Все понимают: знать он об этом, конечно, не может. Но в его неистовой убежденности, что именно так и будет,— огромная сила. Даже самые заядлые брюзги и истерики, какие у нас, увы, имеются, даже они не пытаются спорить. Ему просто верят, и вера эта действует как живая вода.

— Откуда это у вас? Вы же не сходите с койки и не можете быть информированы больше, чем любой из нас, — спросила я его как-то.

Морщинки веселыми лучиками побежали от уголков его глаз.

— Я знаю столько же, сколько и вы, добрейший наш доктор Вера. Ничуть не больше. Но как-никак я кадровый военный. Это раз. И я большевик — это два. Старый, много повидавший большевик. Вот и все мои тайны. Вы, врач, по разным известным вам признакам ставите больным диагноз. Вот и я пытаюсь.

Не знаю уж кто, Наседкин, Мудрик или любезнейшая Антонина, возвращаясь из своих ночных вояжей, приносят ему новости, но только он осведомлен и о том, что происходит в городе. Тоже в общем-то неплохо: из-под Москвы на запад непрерывно идут поезда и автоколонны с ранеными немцами.

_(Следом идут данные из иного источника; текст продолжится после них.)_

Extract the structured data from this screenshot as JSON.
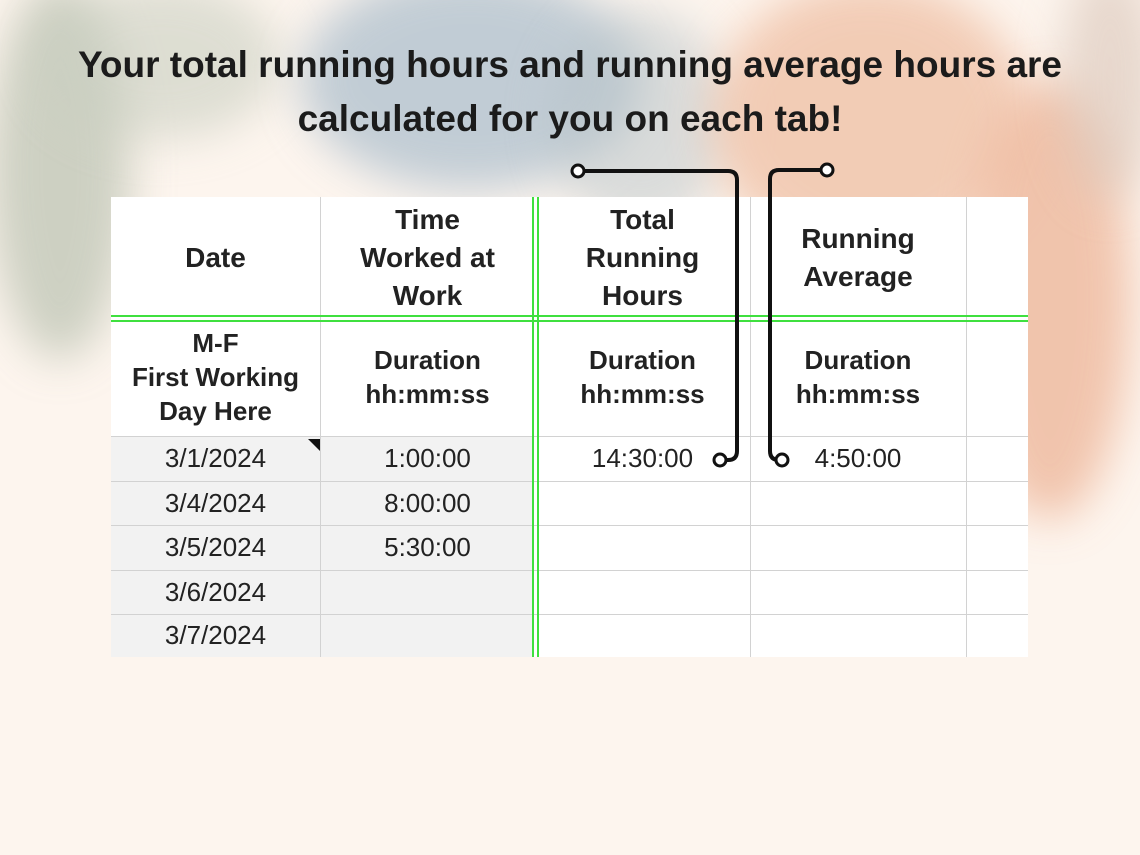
{
  "title": [
    "Your total running hours and running average hours are",
    "calculated for you on each tab!"
  ],
  "table": {
    "header": [
      [
        "Date"
      ],
      [
        "Time",
        "Worked at",
        "Work"
      ],
      [
        "Total",
        "Running",
        "Hours"
      ],
      [
        "Running",
        "Average"
      ]
    ],
    "subheader": [
      [
        "M-F",
        "First Working",
        "Day Here"
      ],
      [
        "Duration",
        "hh:mm:ss"
      ],
      [
        "Duration",
        "hh:mm:ss"
      ],
      [
        "Duration",
        "hh:mm:ss"
      ]
    ],
    "rows": [
      [
        "3/1/2024",
        "1:00:00",
        "14:30:00",
        "4:50:00"
      ],
      [
        "3/4/2024",
        "8:00:00"
      ],
      [
        "3/5/2024",
        "5:30:00"
      ],
      [
        "3/6/2024"
      ],
      [
        "3/7/2024"
      ]
    ]
  }
}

В последние дни их транспортируют даже самолетами. Под сортировочные госпитали заняли все больницы, здание обкома, облисполкома, общежитие педагогического института, школы. Мертвых не успевают даже хоронить. Их так и везут куда-то на машинах через город, навалом, будто дрова. И мы радуемся. Радуемся даже тому, что недавно наша авиация накрыла и уничтожила помещение трамвайного парка, которое, говорят, в этот день было тесно набито санитарными машинами. Радуемся, что кто-то в городе запалил их продовольственные склады и что неизвестный человек, которого так и не поймали, ранил военного коменданта прямо у него в кабинете и что комендант, по рассказам, отдал богу душу по пути к санитарному самолету.